La formación, mi salvavidas profesional

Es la mejor aliada para seguir activa, mejorar la empleabilidad y aumentar la agenda de contactos

 

Hoy, más que nunca, debemos ser conscientes de que el mercado laboral es muy exigente y una garantía de que mostremos nuestra valía y atractivo es tener formación. Independientemente de estar en activo o en desempleo, debemos considerarla como la mejor baza para respaldar nuestro desarrollo personal y profesional.

En el anterior artículo os hablaba del peso que tiene la formación para defender con brillantez un buen elevator pitch. Y es algo que no debe caer en “saco roto”, ya que ésta no sólo da fuerza a nuestros argumentos, sino que también hace posible que desarrollemos habilidades sociales que nos pueden diferenciar de los demás.

Estoy hablando de ser más empáticos, comprometidos, proactivos y resolutivos. Una garantía de saber adaptarnos mejor a las circunstancias competitivas del mundo laboral.

Desde mi experiencia personal, os puedo decir que estar en continua formación me permite satisfacer mi curiosidad por aprender, estar en contacto con gente de mi perfil laboral y sentirme más preparada para enfrentarme a nuevos retos.

También os diré, que en los periodos en los que he estado en desempleo, la formación me ha dado confianza y seguridad en mí misma, pues he visto en ella un futuro trampolín para acceder al mercado laboral, con más y nuevas oportunidades.

Además, me ha ayudado a no caer en esa “monotonía peligrosa” y mantener la mente ocupada. Creo firmemente en esta práctica como una gran oportunidad para ampliar la empleabilidad y ayudarnos a encontrar nuestra verdadera vocación.

Por otro lado, no hay que perder de vista que el personal de Recursos Humanos mira con expectación la “formación” que plasmamos en nuestro currículum, ya que dice mucho del interés que tenemos por aprender, de avanzar en el terreno profesional y de reciclarnos. Como os decía, se trata de una primera impresión sobre nosotros, que puede marcar la diferencia entre un candidato y el resto.

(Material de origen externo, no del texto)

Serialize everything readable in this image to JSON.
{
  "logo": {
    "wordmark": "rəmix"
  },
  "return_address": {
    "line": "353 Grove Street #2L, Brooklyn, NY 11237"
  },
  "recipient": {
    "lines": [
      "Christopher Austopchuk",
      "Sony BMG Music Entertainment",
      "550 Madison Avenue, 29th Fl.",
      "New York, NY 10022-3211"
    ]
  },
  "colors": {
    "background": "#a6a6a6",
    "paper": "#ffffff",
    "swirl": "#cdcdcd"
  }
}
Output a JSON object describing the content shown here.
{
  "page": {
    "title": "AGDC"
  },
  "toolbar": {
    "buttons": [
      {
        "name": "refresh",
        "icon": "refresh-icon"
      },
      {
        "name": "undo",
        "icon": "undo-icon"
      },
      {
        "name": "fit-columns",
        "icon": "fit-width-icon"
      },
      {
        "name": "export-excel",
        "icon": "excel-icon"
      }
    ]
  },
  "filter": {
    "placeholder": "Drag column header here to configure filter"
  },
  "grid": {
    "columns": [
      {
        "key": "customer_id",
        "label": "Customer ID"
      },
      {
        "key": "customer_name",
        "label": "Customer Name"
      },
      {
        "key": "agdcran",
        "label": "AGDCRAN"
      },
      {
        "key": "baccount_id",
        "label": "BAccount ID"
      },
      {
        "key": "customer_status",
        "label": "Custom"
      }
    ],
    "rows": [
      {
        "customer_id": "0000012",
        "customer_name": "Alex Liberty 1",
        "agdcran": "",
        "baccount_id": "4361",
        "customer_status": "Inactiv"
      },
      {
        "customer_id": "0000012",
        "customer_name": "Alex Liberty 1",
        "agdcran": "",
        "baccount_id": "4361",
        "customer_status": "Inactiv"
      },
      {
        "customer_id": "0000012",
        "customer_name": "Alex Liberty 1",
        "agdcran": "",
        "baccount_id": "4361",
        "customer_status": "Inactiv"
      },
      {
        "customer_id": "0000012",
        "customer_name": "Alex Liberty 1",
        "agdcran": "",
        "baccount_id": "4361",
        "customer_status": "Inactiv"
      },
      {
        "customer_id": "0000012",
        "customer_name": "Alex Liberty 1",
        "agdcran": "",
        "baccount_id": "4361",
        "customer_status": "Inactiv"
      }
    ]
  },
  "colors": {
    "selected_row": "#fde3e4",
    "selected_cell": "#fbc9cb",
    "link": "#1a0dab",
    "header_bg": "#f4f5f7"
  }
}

A colación de ello, me gustaría incidir en una situación que se produce con asiduidad. Y es el hecho de que cuando estamos en activo solemos dejar a un lado la formación para centrarnos únicamente en nuestro trabajo. Sin duda, un error por nuestra parte, porque nunca sabemos cuánto tiempo vamos a permanecer en ese puesto. (Entre otras cuestiones)

Debemos contemplar la posibilidad de que, “abandonarnos intelectualmente” nos puede hacer perder ventaja frente a otros candidatos de cara a futuros procesos de selección. Sin embargo, trabajar y estudiar al mismo tiempo, es una manera de demostrar que queremos ser mejores y aportar nuestros conocimientos a la empresa para la que trabajamos.

Sé que compaginar ambas cosas es difícil, sobre todo, por la habilidad que debemos de tener para gestionar el tiempo y “llegar” a todo. Pero no podemos olvidar que se trata de una gran inversión para nosotros, y una “tarjeta de embarque” para otros proyectos empresariales.

Como dijo Albert Einstein: “Nunca consideres el estudio como una obligación, sino como una oportunidad para penetrar en el bello y maravilloso mundo del saber”.  ¡Y qué verdad es esa!